Hot-Swap Circuit-Breaker Event
Essentially, the pass MOSFET, Q1, in Fig. 1 is rapidly turned off by the hot-swap controller when a fault is detected and current slew rates during current interruption may reach 100A/µs or greater. However, the supply rail bus structure in the input power path inevitably has parasitic inductance (related to the length and inherent loop area of the supply busbars). The energy stored in this inductance will transfer to other elements in the circuit to produce an over-voltage dynamic behavior. The dynamic is most accurately characterized by a resonant transfer of energy from the parasitic inductance to the effective circuit capacitance with damping provided by the resistances (parasitic or otherwise) inherent in the circuit. This is the classic inductive load voltage overshoot governed by Faraday’s Law – a potentially destructive voltage transient is created that is often overlooked, yet can systematically compromise the reliability of the hot-swap MOSFET, the hot-swap controller, and downstream circuits.
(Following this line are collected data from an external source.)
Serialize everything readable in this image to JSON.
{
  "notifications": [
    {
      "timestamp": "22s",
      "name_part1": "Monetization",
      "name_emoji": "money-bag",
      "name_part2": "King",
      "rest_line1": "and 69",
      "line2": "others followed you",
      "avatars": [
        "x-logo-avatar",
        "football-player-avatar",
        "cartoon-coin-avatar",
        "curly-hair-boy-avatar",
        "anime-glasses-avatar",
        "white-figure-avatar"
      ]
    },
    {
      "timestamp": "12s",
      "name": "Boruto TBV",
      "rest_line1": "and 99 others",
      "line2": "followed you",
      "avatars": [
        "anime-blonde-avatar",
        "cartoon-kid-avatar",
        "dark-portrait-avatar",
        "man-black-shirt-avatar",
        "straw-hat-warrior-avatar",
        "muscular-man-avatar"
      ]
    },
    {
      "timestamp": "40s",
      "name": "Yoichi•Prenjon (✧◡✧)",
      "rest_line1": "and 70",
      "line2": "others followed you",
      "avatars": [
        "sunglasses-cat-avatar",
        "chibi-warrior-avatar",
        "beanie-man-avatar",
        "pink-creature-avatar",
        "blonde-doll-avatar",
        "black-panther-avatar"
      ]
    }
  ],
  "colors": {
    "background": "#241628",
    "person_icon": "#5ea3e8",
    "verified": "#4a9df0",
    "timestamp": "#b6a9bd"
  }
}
Because it permits the highest possible current to build up before the fault is detected, a zero impedance short-circuit asserted directly across the output of the circuit in Fig. 1 is especially troublesome. After the short-circuit fault response time, the pass MOSFET is finally commanded off by the hot-swap controller in a “circuit-breaker” event and the forward current is rapidly interrupted.
A voltage clamp is invariably required to limit the over-voltage amplitude. The parasitic energy must be dumped into the clamp when the MOSFET turns off. The unclamped over-voltage peak can be approximated by Equation 1:
Vin_peak=VIN + IPZo (1)
IP = Input current before circuit interruption
ZO = Characteristic impedance of the equivalent LC circuit
It can be argued that while a local input bypass capacitance Cin is helpful as it reduces ZO, it is seldom practical as the pulse of current to charge Cin upon card insertion/hot-plug is generally detrimental to the capacitor’s reliability. Given the capacitor’s location before the hot-swap circuit, it thus represents a system-level reliability concern and is typically not installed.
TVS Diodes in Hot-Swap Systems
To prevent damage to vulnerable downstream components under these conditions, a fast response, unidirectional TVS (Transient Voltage Suppression) silicon diode is connected from VIN to GND in shunt protective configuration as shown in Fig. 1. A TVS diode is similar to a zener diode but with optimized die element area and bonding to cater for the large surge current and peak power dissipation that exists during avalanche breakdown (ABD). Electrical testing and screening of the devices also differ given their dissimilar target applications.
|Relevant TVS Parameter
|Related TVS Parameter
|Reverse stand-off voltage
|VR, VSO or VWM
|Max reverse leakage current / standby current at VR
|Breakdown voltage *
|16.7V – 18.5V
|Test current at VBR
|Max clamping voltage **
|Max peak pulse current at VC(max) using 10/1000μs waveform
|Peak pulse power ***
|5 kW (= VC(max) x IPP)
|500 pF @ 15V
|αVBR or ΔVBR/ΔT
|0.1% VBR @ 25°C per °C
|Thermal resistance junction-to-lead
|DO-214AB (SMC J-bend)
* VR = 90% VBR(min). VBR(min) ~–90% VBR(max).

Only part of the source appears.